The manuscript also shows sewing holes and how the book binders made the book, Whearty said. “Because we can see all these painstaking details, students have a way to connect not just with the author but with people otherwise lost in history, people like the maker of the parchment, the illustrator, the scribe.”
For Whearty, one of the things that’s really useful about the ‘Postilla’ manuscript is to show how ideas, people and books moved across what we might think of today as set national and linguistic boundaries: ideas moving across Greek and Latin, between France and England. “This book helps us glimpse, in a visceral way, a multi-cultural, learned, international Middle Ages, which is incredibly different (weirder and richer) from what people see on TV, or think they know about the past,” she said.

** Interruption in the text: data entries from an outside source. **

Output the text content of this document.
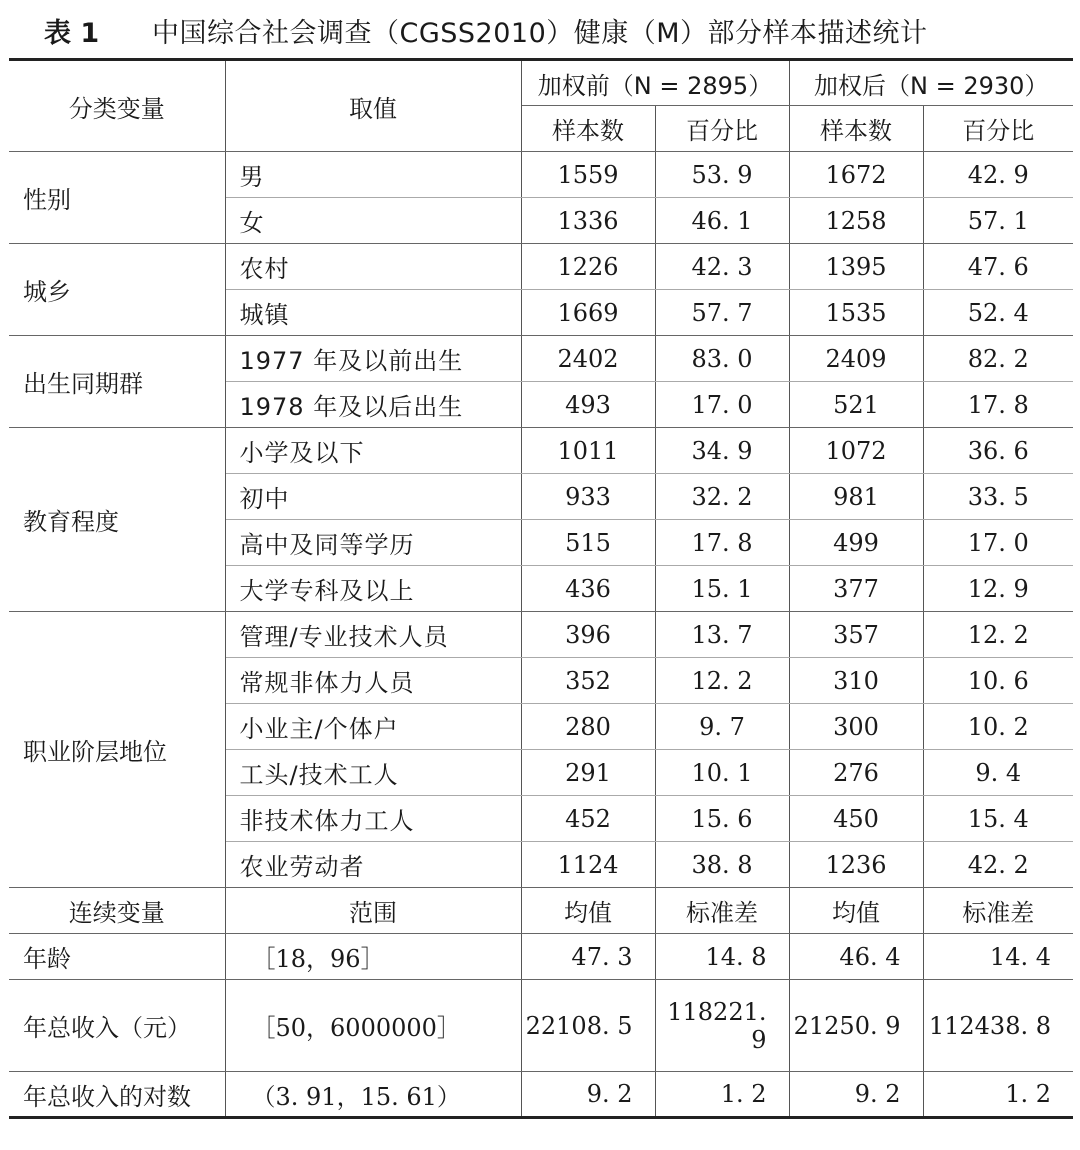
表 1 中国综合社会调查（CGSS2010）健康（M）部分样本描述统计
分类变量	取值	加权前（N = 2895）		加权后（N = 2930）	
		样本数	百分比	样本数	百分比
性别	男	1559	53. 9	1672	42. 9
	女	1336	46. 1	1258	57. 1
城乡	农村	1226	42. 3	1395	47. 6
	城镇	1669	57. 7	1535	52. 4
出生同期群	1977 年及以前出生	2402	83. 0	2409	82. 2
	1978 年及以后出生	493	17. 0	521	17. 8
教育程度	小学及以下	1011	34. 9	1072	36. 6
	初中	933	32. 2	981	33. 5
	高中及同等学历	515	17. 8	499	17. 0
	大学专科及以上	436	15. 1	377	12. 9
职业阶层地位	管理/专业技术人员	396	13. 7	357	12. 2
	常规非体力人员	352	12. 2	310	10. 6
	小业主/个体户	280	9. 7	300	10. 2
	工头/技术工人	291	10. 1	276	9. 4
	非技术体力工人	452	15. 6	450	15. 4
	农业劳动者	1124	38. 8	1236	42. 2
连续变量	范围	均值	标准差	均值	标准差
年龄	［18，96］	47. 3	14. 8	46. 4	14. 4
年总收入（元）	［50，6000000］	22108. 5	118221. 9	21250. 9	112438. 8
年总收入的对数	（3. 91，15. 61）	9. 2	1. 2	9. 2	1. 2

Whearty is determined to show her students that history is the “story of the human race, not just a representation of dead white men. And although Nicholas of Lyra happens to be a dead white man, his manuscript encompasses everyone’s past.”
Desmond echoed Whearty’s appreciation of the value realized by the campus and greater community because of the quality of our Special Collections, and is quick to recognize the broad benefits of the Lyra gift.
“CEMERS has a proven record of producing high-quality research across disciplines,” she said. “The center has facilitated the participation of Harpur College students and faculty in internationally recognized conferences, lectures series and publications, helping to raise our University’s profile around the world.”
Anyone with an interest is invited to view the Nicholas of Lyra manuscript by contacting Special Collections in the Glenn G. Bartle Library.